En su negocio, la materia prima se trae de otros países porque varias de las empresas de calidad que había en México cerraron, tal es el caso de Ribitex, Bourlington y Textiles Morelos. Y asegura que aunque su trabajo es artístico está muriendo, aunque hay sastres que mantienen vivo el interés por este oficio en el país.
Insiste en que la diferencia entre un traje a la medida y uno industrial es que la persona se ve mejor, y el primero llega a durar hasta 15 años y cuesta menos que la ropa de firma.
"Los trajes que hago cuestan entre 12 y 18 mil pesos y uno de marca es más caro, pero no dura tanto", indica.
Además, los cortes son personalizados, porque la clientela pide detalles que los hace verse diferentes a un Hugo Boss o a un Ferragamo.
El empresario insiste que es contradictorio que grandes personajes compren su ropa en Europa cuando en México tienen calidad y mano de obra calificada.
Antes, asegura, la gente llevaba a sus hijos al sastre para que les hicieran sus pantalones. Ahora, les dan mil o 2 mil pesos para que se vistan con ropa que a las dos lavadas ya no sirve, porque la tela se burbujea o pierde la forma.
En las prendas a la medida no se gasta, se invierte. Caballero recalca que un traje que se adquiere en 2 mil pesos sólo durará dos o tres lavadas, por lo que vale la pena algo caro, pero que a la larga saldrá más barato.
Lo ideal, dice, sería que abone una parte a un sastre y le vayan pagando poco a poco, porque al final tendrán algo de calidad. De esa manera la gente se podrá hacer de un buen guardarropa.
A decir de Caballero, también se puede optar por tela más económica, pero que ésta no se vea mal. Las que tienen mucho poliéster duran menos y generan calor.
En el caso de las camisas, más vale una cara y de calidad que una barata.
"Este artículo se tiene que lavar después de su uso y eso lo desgasta, pero si es de 100% algodón y tiene un buen corte puede durar hasta 10 años", comenta.

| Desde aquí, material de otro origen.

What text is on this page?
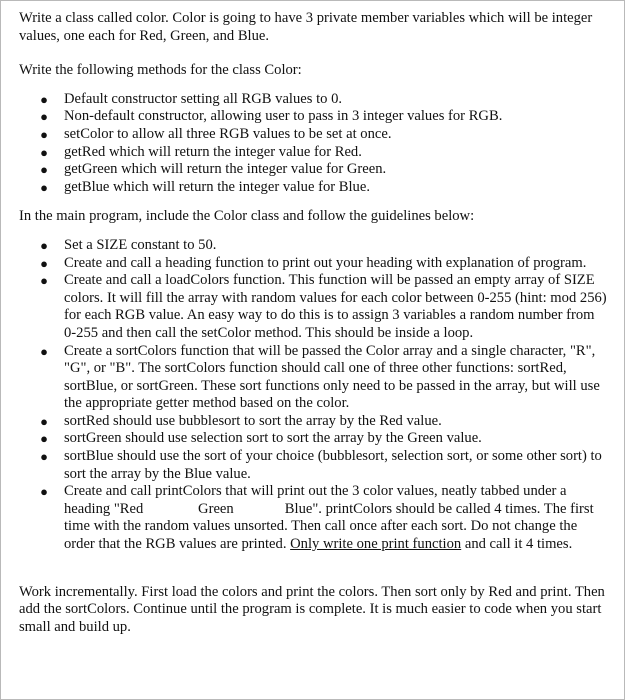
Write a class called color. Color is going to have 3 private member variables which will be integer values, one each for Red, Green, and Blue.

Write the following methods for the class Color:

● Default constructor setting all RGB values to 0.
● Non-default constructor, allowing user to pass in 3 integer values for RGB.
● setColor to allow all three RGB values to be set at once.
● getRed which will return the integer value for Red.
● getGreen which will return the integer value for Green.
● getBlue which will return the integer value for Blue.

In the main program, include the Color class and follow the guidelines below:

● Set a SIZE constant to 50.
● Create and call a heading function to print out your heading with explanation of program.
● Create and call a loadColors function. This function will be passed an empty array of SIZE colors. It will fill the array with random values for each color between 0-255 (hint: mod 256) for each RGB value. An easy way to do this is to assign 3 variables a random number from 0-255 and then call the setColor method. This should be inside a loop.
● Create a sortColors function that will be passed the Color array and a single character, "R", "G", or "B". The sortColors function should call one of three other functions: sortRed, sortBlue, or sortGreen. These sort functions only need to be passed in the array, but will use the appropriate getter method based on the color.
● sortRed should use bubblesort to sort the array by the Red value.
● sortGreen should use selection sort to sort the array by the Green value.
● sortBlue should use the sort of your choice (bubblesort, selection sort, or some other sort) to sort the array by the Blue value.
● Create and call printColors that will print out the 3 color values, neatly tabbed under a heading "Red	Green	Blue". printColors should be called 4 times. The first time with the random values unsorted. Then call once after each sort. Do not change the order that the RGB values are printed. Only write one print function and call it 4 times.

Work incrementally. First load the colors and print the colors. Then sort only by Red and print. Then add the sortColors. Continue until the program is complete. It is much easier to code when you start small and build up.
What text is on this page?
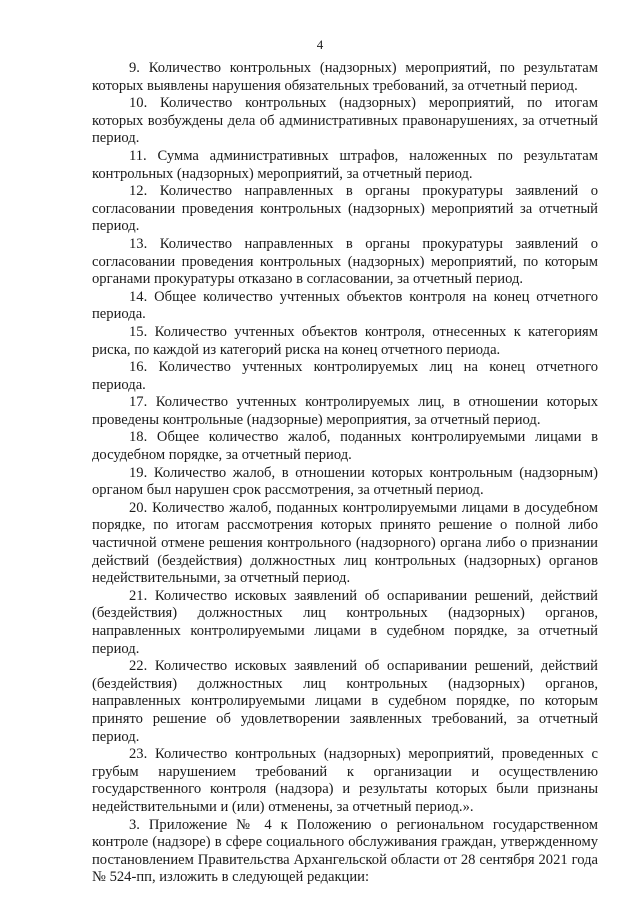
4

9. Количество контрольных (надзорных) мероприятий, по результатам которых выявлены нарушения обязательных требований, за отчетный период.

10. Количество контрольных (надзорных) мероприятий, по итогам которых возбуждены дела об административных правонарушениях, за отчетный период.

11. Сумма административных штрафов, наложенных по результатам контрольных (надзорных) мероприятий, за отчетный период.

12. Количество направленных в органы прокуратуры заявлений о согласовании проведения контрольных (надзорных) мероприятий за отчетный период.

13. Количество направленных в органы прокуратуры заявлений о согласовании проведения контрольных (надзорных) мероприятий, по которым органами прокуратуры отказано в согласовании, за отчетный период.

14. Общее количество учтенных объектов контроля на конец отчетного периода.

15. Количество учтенных объектов контроля, отнесенных к категориям риска, по каждой из категорий риска на конец отчетного периода.

16. Количество учтенных контролируемых лиц на конец отчетного периода.

17. Количество учтенных контролируемых лиц, в отношении которых проведены контрольные (надзорные) мероприятия, за отчетный период.

18. Общее количество жалоб, поданных контролируемыми лицами в досудебном порядке, за отчетный период.

19. Количество жалоб, в отношении которых контрольным (надзорным) органом был нарушен срок рассмотрения, за отчетный период.

20. Количество жалоб, поданных контролируемыми лицами в досудебном порядке, по итогам рассмотрения которых принято решение о полной либо частичной отмене решения контрольного (надзорного) органа либо о признании действий (бездействия) должностных лиц контрольных (надзорных) органов недействительными, за отчетный период.

21. Количество исковых заявлений об оспаривании решений, действий (бездействия) должностных лиц контрольных (надзорных) органов, направленных контролируемыми лицами в судебном порядке, за отчетный период.

22. Количество исковых заявлений об оспаривании решений, действий (бездействия) должностных лиц контрольных (надзорных) органов, направленных контролируемыми лицами в судебном порядке, по которым принято решение об удовлетворении заявленных требований, за отчетный период.

23. Количество контрольных (надзорных) мероприятий, проведенных с грубым нарушением требований к организации и осуществлению государственного контроля (надзора) и результаты которых были признаны недействительными и (или) отменены, за отчетный период.».

3. Приложение № 4 к Положению о региональном государственном контроле (надзоре) в сфере социального обслуживания граждан, утвержденному постановлением Правительства Архангельской области от 28 сентября 2021 года № 524-пп, изложить в следующей редакции:
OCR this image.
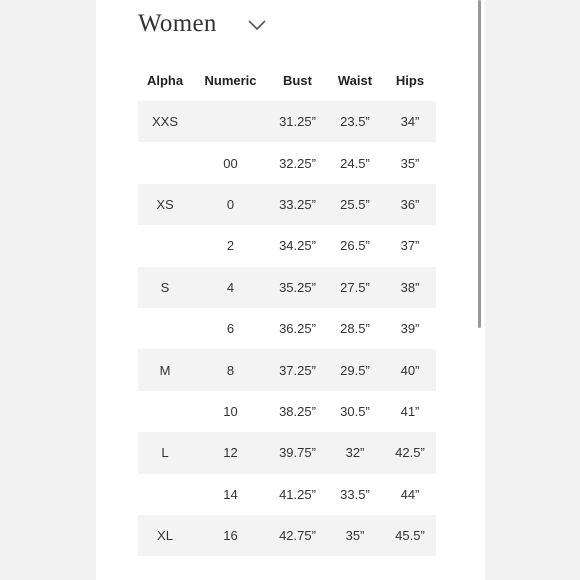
Women
Alpha	Numeric	Bust	Waist	Hips
XXS		31.25”	23.5”	34”
	00	32.25”	24.5”	35”
XS	0	33.25”	25.5”	36”
	2	34.25”	26.5”	37”
S	4	35.25”	27.5”	38”
	6	36.25”	28.5”	39”
M	8	37.25”	29.5”	40”
	10	38.25”	30.5”	41”
L	12	39.75”	32”	42.5”
	14	41.25”	33.5”	44”
XL	16	42.75”	35”	45.5”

"Hay clientes que vienen a cambiarles puños y cuello hasta tres veces a sus camisas y la tela sigue con buena presentación. Pero si ésta no es de calidad, no dura lo mismo", dice.
Falta cultura del vestir
El empresario afirma que falta darle educación a los jóvenes en cuanto al buen vestir.
"Cuando salen de la universidad y comienzan a trabajar ya necesitan de un buen traje, pero como nadie le enseñó a ir al sastre se compran cualquier producto, sin importar su calidad", comenta.
El sastre de alta costura con más de 50 años en el negocio considera que el futuro de esta actividad va a la baja, pues la apertura de las fronteras a productos europeos y estadounidenses les afecta, aunque se mantienen en la lucha por sobrevivir.
Sin embargo, sus metas van más allá. Caballero pretende abrir una academia de sastrería para crear nuevas generaciones que rescaten ese oficio mitad arte, mitad elegancia.
Asegura que a pesar de que el negocio se reduce, todavía hay personas que quieren desarrollar esta actividad, de ahí la intención de formar a nuevos sastres.
El empresario explica que el objetivo es abrir su centro de capacitación en Cuernavaca, Morelos, pues en la provincia mexicana todavía hay gente dispuesta a aprender, dejando a un lado sólo el interés de ganar dinero.